Net income jumped 32% to $38.3 million, and earnings per share of $1.38 actually beat the consensus estimate by 2 cents. However, revenue of $185 million came in a bit light, and new bookings and backlog orders suffered steep declines.

Indeed, new bookings fell by more than half to just $55.3 million in the latest period. Meanwhile, backlog orders slid 21% to $202 million.

FBR Research analyst Brian Butler had anticipated a far different scenario. He predicted that Ceradyne would actually post weaker financial results but see its stock continue to rally nonetheless. In fact, he prepared investors to sell their shares -- which he views as overvalued, after last week's run to a new high -- and lock in their gains if that happened.

"While we think that fundamentals and our body armor outlook do not support the current valuation, CRDN shares continue to have very strong momentum as the company reports what should be strong 2Q results," Butler wrote on Monday. Thus, "we would take profits at these levels but would not be shorting the shares."

Butler has a market-perform rating on Ceradyne's shares, which he values at just $60 apiece due to a potential slowdown in the military armor business. His firm makes a market in the company's securities.
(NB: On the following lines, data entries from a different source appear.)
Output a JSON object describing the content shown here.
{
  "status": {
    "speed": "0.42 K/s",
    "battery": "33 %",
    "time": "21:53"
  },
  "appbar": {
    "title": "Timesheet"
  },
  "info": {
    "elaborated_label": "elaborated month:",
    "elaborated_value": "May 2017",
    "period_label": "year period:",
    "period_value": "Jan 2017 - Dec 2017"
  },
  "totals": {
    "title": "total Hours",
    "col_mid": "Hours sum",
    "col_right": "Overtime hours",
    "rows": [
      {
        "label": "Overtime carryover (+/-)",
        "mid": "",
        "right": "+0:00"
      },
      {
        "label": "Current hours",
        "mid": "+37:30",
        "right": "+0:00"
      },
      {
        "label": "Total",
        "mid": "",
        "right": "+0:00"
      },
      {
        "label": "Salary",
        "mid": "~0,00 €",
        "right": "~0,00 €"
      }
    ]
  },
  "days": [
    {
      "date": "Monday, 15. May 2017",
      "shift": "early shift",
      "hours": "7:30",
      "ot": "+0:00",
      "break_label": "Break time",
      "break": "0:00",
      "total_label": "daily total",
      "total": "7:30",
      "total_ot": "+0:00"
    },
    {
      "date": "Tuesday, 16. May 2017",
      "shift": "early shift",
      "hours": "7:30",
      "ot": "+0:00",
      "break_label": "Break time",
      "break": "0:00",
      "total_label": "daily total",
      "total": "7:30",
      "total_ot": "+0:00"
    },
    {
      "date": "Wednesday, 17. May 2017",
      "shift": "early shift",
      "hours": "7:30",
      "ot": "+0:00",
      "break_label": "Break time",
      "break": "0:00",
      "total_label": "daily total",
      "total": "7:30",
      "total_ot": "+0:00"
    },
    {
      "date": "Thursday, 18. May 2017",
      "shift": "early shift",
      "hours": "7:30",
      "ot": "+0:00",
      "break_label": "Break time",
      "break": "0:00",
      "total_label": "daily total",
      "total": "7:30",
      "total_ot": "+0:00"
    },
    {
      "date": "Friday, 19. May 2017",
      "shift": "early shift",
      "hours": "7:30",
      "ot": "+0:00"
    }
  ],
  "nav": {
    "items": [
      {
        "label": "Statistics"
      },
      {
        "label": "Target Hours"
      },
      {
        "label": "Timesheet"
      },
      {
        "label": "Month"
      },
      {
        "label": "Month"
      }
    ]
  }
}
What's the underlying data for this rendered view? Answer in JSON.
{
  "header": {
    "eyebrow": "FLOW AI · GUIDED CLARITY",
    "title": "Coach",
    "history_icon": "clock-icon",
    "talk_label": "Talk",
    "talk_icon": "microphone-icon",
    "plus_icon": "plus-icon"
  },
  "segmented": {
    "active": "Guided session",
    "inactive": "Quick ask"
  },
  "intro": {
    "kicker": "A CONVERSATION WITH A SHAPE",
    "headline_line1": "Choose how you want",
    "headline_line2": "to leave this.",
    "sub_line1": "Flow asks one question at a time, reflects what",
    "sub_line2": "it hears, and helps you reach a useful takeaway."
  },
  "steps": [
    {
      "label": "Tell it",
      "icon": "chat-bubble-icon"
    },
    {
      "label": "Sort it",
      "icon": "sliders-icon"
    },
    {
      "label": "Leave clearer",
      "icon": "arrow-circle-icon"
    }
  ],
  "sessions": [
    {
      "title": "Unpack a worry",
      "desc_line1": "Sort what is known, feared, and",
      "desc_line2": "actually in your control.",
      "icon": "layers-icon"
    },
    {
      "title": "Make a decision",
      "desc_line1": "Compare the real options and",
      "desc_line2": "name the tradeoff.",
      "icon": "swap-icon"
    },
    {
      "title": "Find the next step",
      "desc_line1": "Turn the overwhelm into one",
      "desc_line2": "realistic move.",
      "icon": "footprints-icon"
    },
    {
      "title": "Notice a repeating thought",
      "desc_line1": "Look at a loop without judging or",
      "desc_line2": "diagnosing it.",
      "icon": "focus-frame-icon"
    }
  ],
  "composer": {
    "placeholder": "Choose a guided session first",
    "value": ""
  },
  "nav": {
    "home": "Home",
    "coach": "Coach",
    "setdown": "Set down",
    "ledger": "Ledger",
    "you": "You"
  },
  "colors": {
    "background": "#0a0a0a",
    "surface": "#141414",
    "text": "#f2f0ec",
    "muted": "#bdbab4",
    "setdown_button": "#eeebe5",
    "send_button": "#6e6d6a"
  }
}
Still, Ceradyne's huge rally has been fueled in part by new opportunities in the military arena. Notably, Ceradyne has developed a groundbreaking vehicle that is considered an early favorite for awards under the military's newly expanded Mine-Resistant Ambush-Protected vehicle program. Ceradyne's vehicle, known as the Bull, can reportedly survive "explosively formed penetrators" that would devastate current MRAP offerings.

"Ceradyne does not currently have orders for the Bull," CEO Joel Moskowitz admitted on Tuesday. "But we believe there is substantial congressional and military interest in this unique vehicle."

Ceradyne, a newcomer to the MRAP game, will be competing against several established vehicle suppliers -- including frontrunners Force Protection ( FRPT - Get Report) and Navistar -- for contracts under the new multibillion-dollar MRAP II program. Meanwhile, the company's stock has already doubled in less than a year due to its booming military business.